RPKI-Based Location-Unaware Tor Guard Relay Selection Algorithms
Zhifan Lu, Siyang Sun, Yixin Sun
TL;DR
This work tackles Tor's vulnerability to network-level routing attacks by removing reliance on client location in guard selection and leveraging RPKI (ROA/ROV) information. It presents two guard-selection algorithms: Discount, which discounts non-ROA relays, and Matching, which seeks ROA-ROV-aligned client-guard pairs through a linear-optimization framework. Measurements show growing ROA coverage (e.g., guard ROA from ~47% to ~71% over 2021–2024; total relay ROA coverage ~83.5% by May 2024) and simulations indicate substantial improvements in protection with modest performance impact, achieving up to 48.47% ROA-ROV matched client-relay pairs.

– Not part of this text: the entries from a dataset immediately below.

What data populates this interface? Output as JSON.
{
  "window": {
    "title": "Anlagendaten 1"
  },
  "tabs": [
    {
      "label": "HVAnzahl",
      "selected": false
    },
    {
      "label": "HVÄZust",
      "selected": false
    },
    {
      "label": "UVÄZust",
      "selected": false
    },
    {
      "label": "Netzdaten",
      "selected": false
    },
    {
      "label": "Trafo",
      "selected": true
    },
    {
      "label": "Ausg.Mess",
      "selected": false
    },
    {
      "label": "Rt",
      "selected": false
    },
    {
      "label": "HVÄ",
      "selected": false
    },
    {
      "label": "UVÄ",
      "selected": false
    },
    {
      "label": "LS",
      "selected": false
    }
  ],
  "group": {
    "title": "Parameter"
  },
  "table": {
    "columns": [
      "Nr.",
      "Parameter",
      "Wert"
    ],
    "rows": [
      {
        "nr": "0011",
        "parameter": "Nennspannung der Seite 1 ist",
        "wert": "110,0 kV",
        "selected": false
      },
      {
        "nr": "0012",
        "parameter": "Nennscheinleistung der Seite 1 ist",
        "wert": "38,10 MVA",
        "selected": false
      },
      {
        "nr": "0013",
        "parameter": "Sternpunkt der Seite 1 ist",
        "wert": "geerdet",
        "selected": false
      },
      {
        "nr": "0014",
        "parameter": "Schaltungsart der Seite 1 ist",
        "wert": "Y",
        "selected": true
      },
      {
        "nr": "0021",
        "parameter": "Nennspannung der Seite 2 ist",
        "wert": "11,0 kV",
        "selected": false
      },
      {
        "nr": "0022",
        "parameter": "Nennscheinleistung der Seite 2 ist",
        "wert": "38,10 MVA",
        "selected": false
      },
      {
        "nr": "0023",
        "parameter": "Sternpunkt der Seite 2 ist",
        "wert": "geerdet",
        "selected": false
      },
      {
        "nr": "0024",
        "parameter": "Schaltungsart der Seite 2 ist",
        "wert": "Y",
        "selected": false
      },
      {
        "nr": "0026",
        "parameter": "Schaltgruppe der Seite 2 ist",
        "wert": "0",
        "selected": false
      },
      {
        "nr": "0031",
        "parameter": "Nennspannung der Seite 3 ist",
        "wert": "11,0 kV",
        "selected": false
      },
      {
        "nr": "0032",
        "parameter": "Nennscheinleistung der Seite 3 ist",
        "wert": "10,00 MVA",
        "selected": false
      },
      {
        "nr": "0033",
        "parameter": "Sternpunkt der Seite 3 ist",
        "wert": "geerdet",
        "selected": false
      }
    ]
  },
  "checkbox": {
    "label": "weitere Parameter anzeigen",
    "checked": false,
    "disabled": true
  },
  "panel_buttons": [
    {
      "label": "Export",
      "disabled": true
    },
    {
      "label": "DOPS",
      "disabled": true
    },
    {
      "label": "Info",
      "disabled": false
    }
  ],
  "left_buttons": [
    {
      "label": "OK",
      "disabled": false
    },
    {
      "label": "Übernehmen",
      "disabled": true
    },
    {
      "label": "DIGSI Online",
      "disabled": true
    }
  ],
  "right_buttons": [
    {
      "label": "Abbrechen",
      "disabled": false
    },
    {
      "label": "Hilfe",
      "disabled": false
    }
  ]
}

The approach offers stronger, deterministic defenses against BGP-origin hijacks without leaking client location, and the authors provide open-source code to enable deployment by Tor directory authorities.
Abstract
Tor is a well-known anonymous communication tool, used by people with various privacy and security needs. Prior works have exploited routing attacks to observe Tor traffic and deanonymize Tor users. Subsequently, location-aware relay selection algorithms have been proposed to defend against such attacks on Tor. However, location-aware relay selection algorithms are known to be vulnerable to information leakage on client locations and guard placement attacks. Can we design a new location-unaware approach to relay selection while achieving the similar goal of defending against routing attacks? Towards this end, we leverage the Resource Public Key Infrastructure (RPKI) in designing new guard relay selection algorithms. We develop a lightweight Discount Selection algorithm by only incorporating Route Origin Authorization (ROA) information, and a more secure Matching Selection algorithm by incorporating both ROA and Route Origin Validation (ROV) information. Our evaluation results show an increase in the number of ROA-ROV matched client-relay pairs using our Matching Selection algorithm, reaching 48.47% with minimal performance overhead through custom Shadow simulations and benchmarking.